Quando crianças brincam de cozinha, usam panelinhas de plástico e fogo de celofane vermelho e amarelo. O coentro é grama, a carne é pedra e o arroz pode ser arroz mesmo. A terra vai como tempero e, no fim da brincadeira, é sensato fingir que se come. E essa é a parte chata. Frustração que não fez parte da infância das irmãs Albânia e Gênova. Lá pela década de 1950, imagino, no quintal de sua casa na Boa Vista, centro do Recife, a diversão era bem diferente das convencionais "casinhas" imaginativas do brincar.

Quando a idéia era fazer comida, a mãe delas lhes fornecia pedacinhos de bife, tomates maduros, cebola e manteiga. Picavam tudo com faca cega e, no intuito e recordação dos procedimentos que visualizavam diariamente numa cozinha de verdade, faziam o refogado. Fogo de gravetos aquecia a manteiga na frigideira de ferro velha. Vinha a cebola, o alho (quando tinha), o tomate e por fim, o bife. Aquela mistura ficava ali alguns minutos apurando. Subia o cheiro, irresistível. Não tinha aroma de mato, nem gostode pedra. Era comida de brinquedo, porém pronta para ser deliciada. O nome da receita? Cozinhado.

Até hoje, quando elas comem algo com esses ingredientes, vem aquela lembrança boa dos tempos de criança. A mãe, casada com um descendente de italianos, fazia mais ou menos a mesma coisa quando ocupava a cozinha para preparar ragú. O molho de tomate era sempre misturado a algum tipo de carne ou embutido.
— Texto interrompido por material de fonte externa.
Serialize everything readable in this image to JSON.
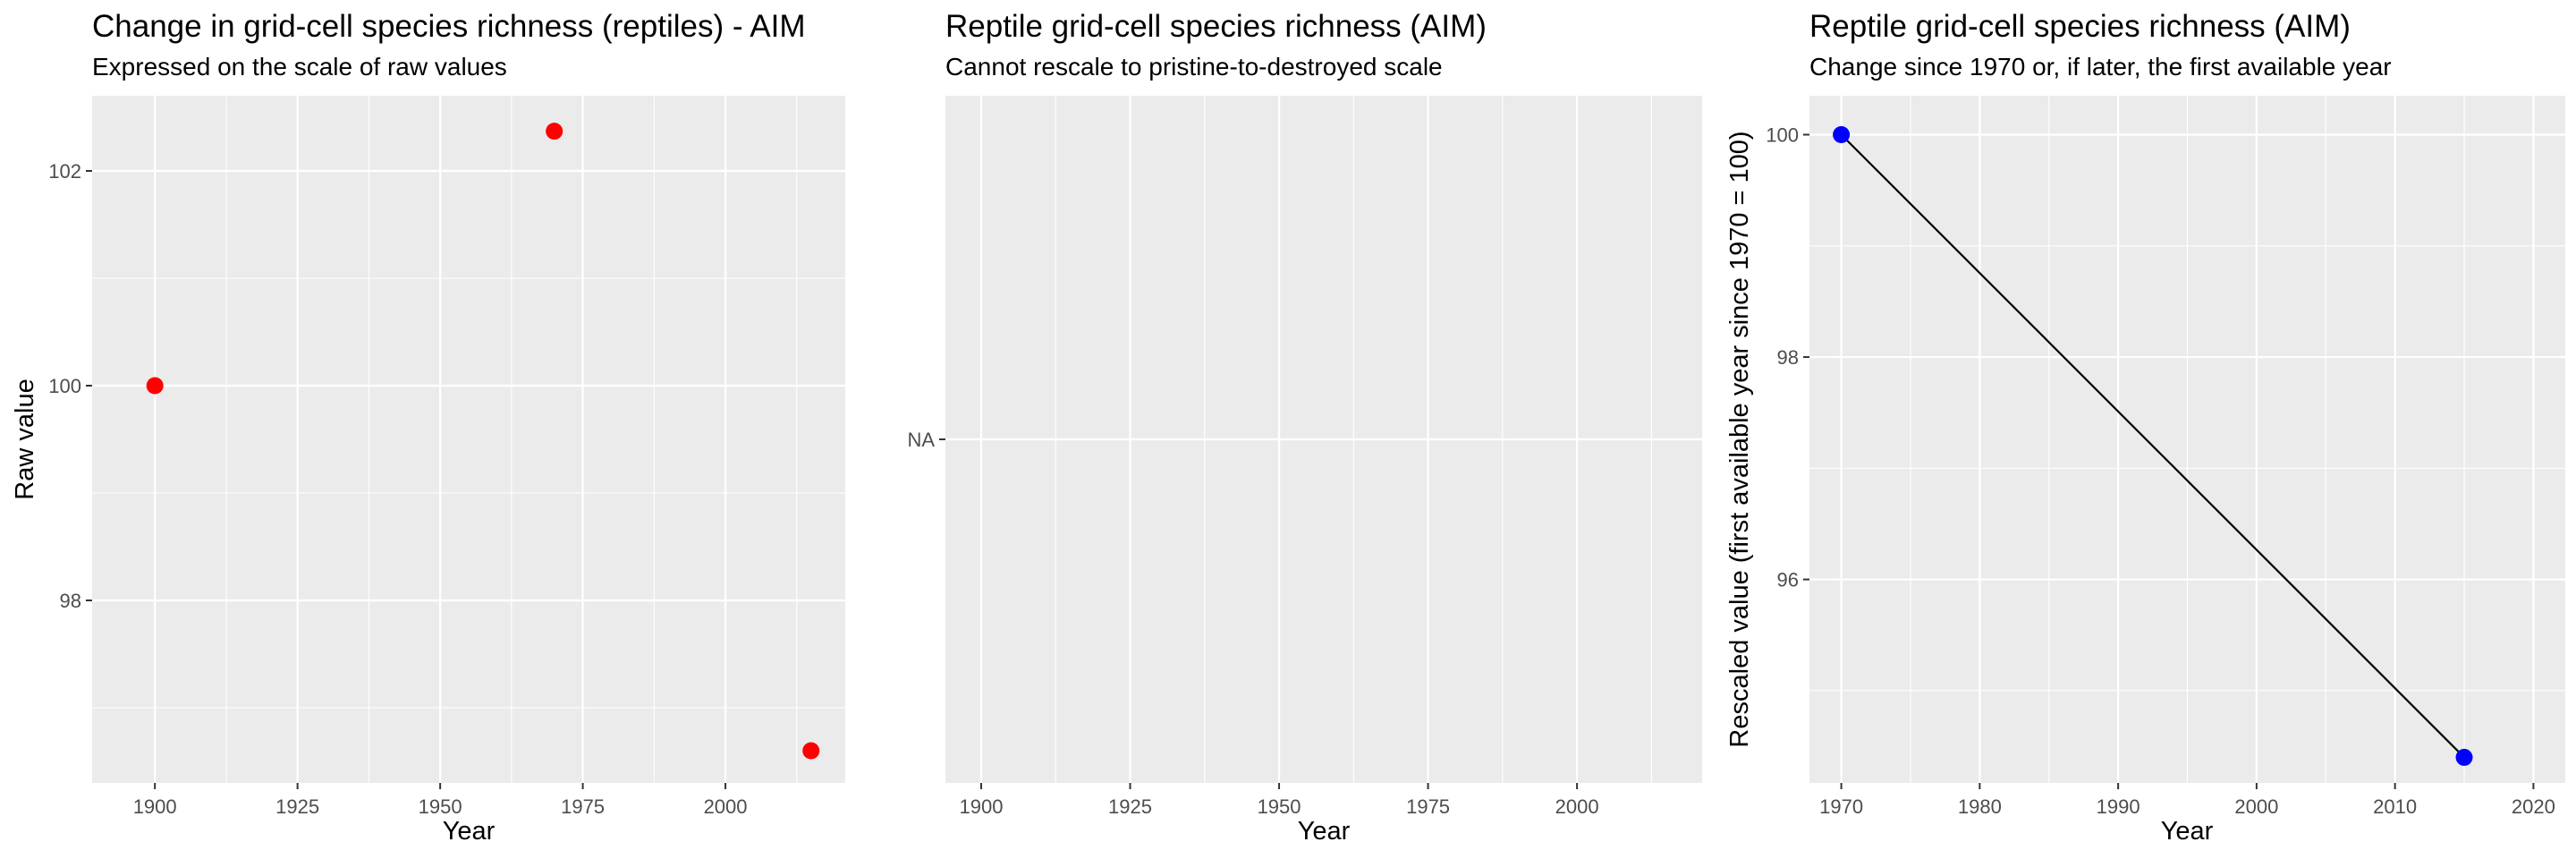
{
  "chart_data": [
    {
      "type": "scatter",
      "title": "Change in grid-cell species richness (reptiles) - AIM",
      "subtitle": "Expressed on the scale of raw values",
      "xlabel": "Year",
      "ylabel": "Raw value",
      "xlim": [
        1889,
        2021
      ],
      "ylim": [
        96.3,
        102.7
      ],
      "x_ticks": [
        1900,
        1925,
        1950,
        1975,
        2000
      ],
      "y_ticks": [
        98,
        100,
        102
      ],
      "grid": true,
      "point_color": "#ff0000",
      "x": [
        1900,
        1970,
        2015
      ],
      "y": [
        100,
        102.37,
        96.6
      ]
    },
    {
      "type": "scatter",
      "title": "Reptile grid-cell species richness (AIM)",
      "subtitle": "Cannot rescale to pristine-to-destroyed scale",
      "xlabel": "Year",
      "ylabel": "",
      "xlim": [
        1894,
        2021
      ],
      "x_ticks": [
        1900,
        1925,
        1950,
        1975,
        2000
      ],
      "y_ticks_text": [
        "NA"
      ],
      "grid": true,
      "x": [],
      "y": []
    },
    {
      "type": "line",
      "title": "Reptile grid-cell species richness (AIM)",
      "subtitle": "Change since 1970 or, if later, the first available year",
      "xlabel": "Year",
      "ylabel": "Rescaled value (first available year since 1970 = 100)",
      "xlim": [
        1967.7,
        2022.3
      ],
      "ylim": [
        94.17,
        100.35
      ],
      "x_ticks": [
        1970,
        1980,
        1990,
        2000,
        2010,
        2020
      ],
      "y_ticks": [
        96,
        98,
        100
      ],
      "grid": true,
      "line_color": "#000000",
      "point_color": "#0000ff",
      "x": [
        1970,
        2015
      ],
      "y": [
        100,
        94.4
      ]
    }
  ]
}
Até moela de galinha podia ir no preparo que acompanhava perfeitamente o macarrão. Essa história toda, contada não exatamente dessa maneira, ouvi na penúltima sexta-feira. Acompanhada de meu amor, comemoramos uma descoberta muito especial em nossas vidas numa cantina simpática, no bairro de Casa Forte.
À frente na criação das iguarias do restaurante, elas mesmas! As irmãs que fizeram muitos cozinhados na vida. Acredito que aqueles da infância eram bons. Mas acredito mais ainda que os de agora são bem melhores. Pelo menos foi essa a minha impressão quando coloquei na boca o ravioli de carne com o molho de tomate.Raspei o prato com pão e só não comi mais porque não havia espaço sobrando no bucho. Albânia e Gênova têm o Cucina de`Carli desde 2005, primeiramente aberto como delicatessen. Lá, elas preparam pães, massas, molhos, marinadas e muitas outras coisas gostosas. As dez mesinhas, no máximo, só vieram dois anos depois, quando atenderam a solicitação dos clientes que insistiram que elas servissem seus "cozinhados" no local. O público do almoço, de segunda a sexta, já é fiel. Os pedidos na delicatessen, que funciona de segunda a sábado até às 18h, também são constantes. Muito trabalho? Que nada! Elas adoram brincar com as panelas!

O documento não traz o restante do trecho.